DÉBATS : à l'audience tenue le 23 Mai 2024, ont été entendus :
- Mme Nicole COCHET, en son rapport ;
- M. [P] [X] a accepté que l'audience soit publique ;
- M. [P] [X], en ses observations ;
- Me Arnaud GRIS, avocat représentant le Conseil de l'Ordre des avocats au Barreau de PARIS et le bâtonnier de l'Ordre des avocats de Paris en qualité de représentant de l'Ordre, en ses observations ;
- M. Michel LERNOUT, magistrat honoraire exerçant des fonctions juridictionnelles, en ses observations ;
- M. [P] [X], ayant eu la parole en dernier.
ARRÊT :
- contradictoire
- par mise à disposition de l'arrêt au greffe de la Cour le 12 septembre 2024, les parties en ayant été préalablement avisées dans les conditions prévues au deuxième alinéa de l'article 450 du code de procédure civile.

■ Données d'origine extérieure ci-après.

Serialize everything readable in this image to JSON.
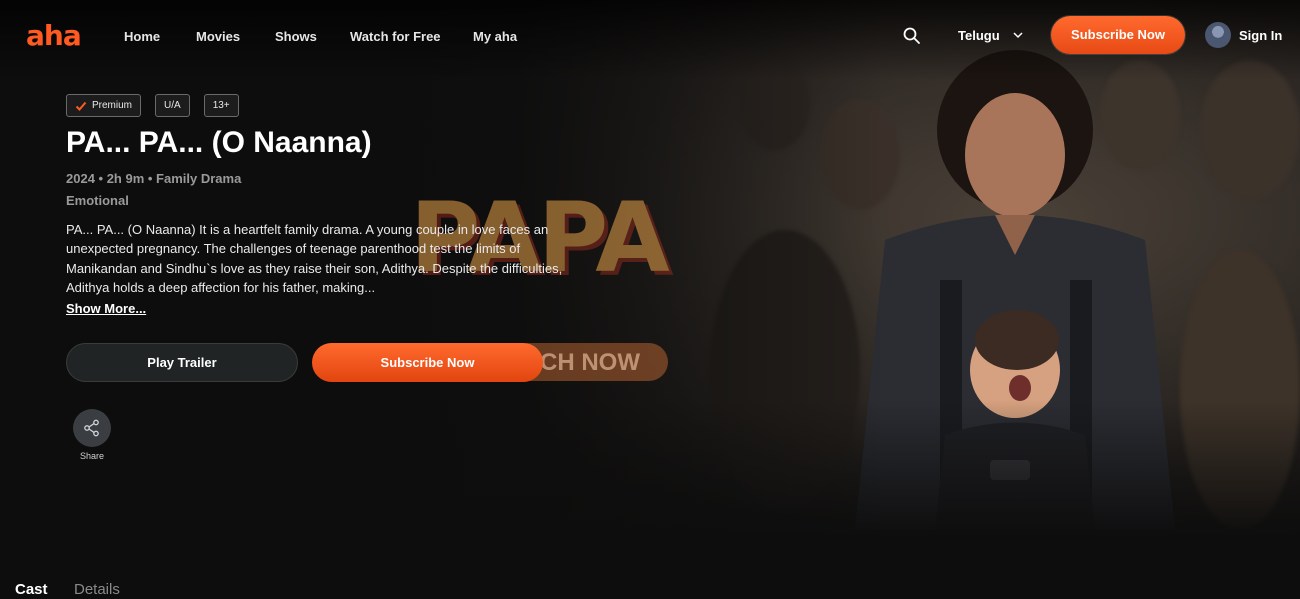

- signé par Marie-Françoise d'ARDAILHON MIRAMON, Présidente de Chambre et par Victoria RENARD, Greffière, présente lors de la mise à disposition.
* * *
M. [P] [X], né le [Date naissance 1] 1981, de nationalité marocaine, a sollicité le 25 janvier 2021 auprès du conseil de l'ordre des avocats au barreau de Paris son inscription à ce barreau sur le fondement des dispositions dérogatoires de l'article 97- 3° du décret 91-1197 du 27 novembre 1991.
Par arrêté du 15 novembre 2021 notifié à M.[X] par lettre recommandée avec accusé de réception du 18 novembre 2021, le conseil de l'ordre, statuant en sa formation administrative, a rejeté cette demande.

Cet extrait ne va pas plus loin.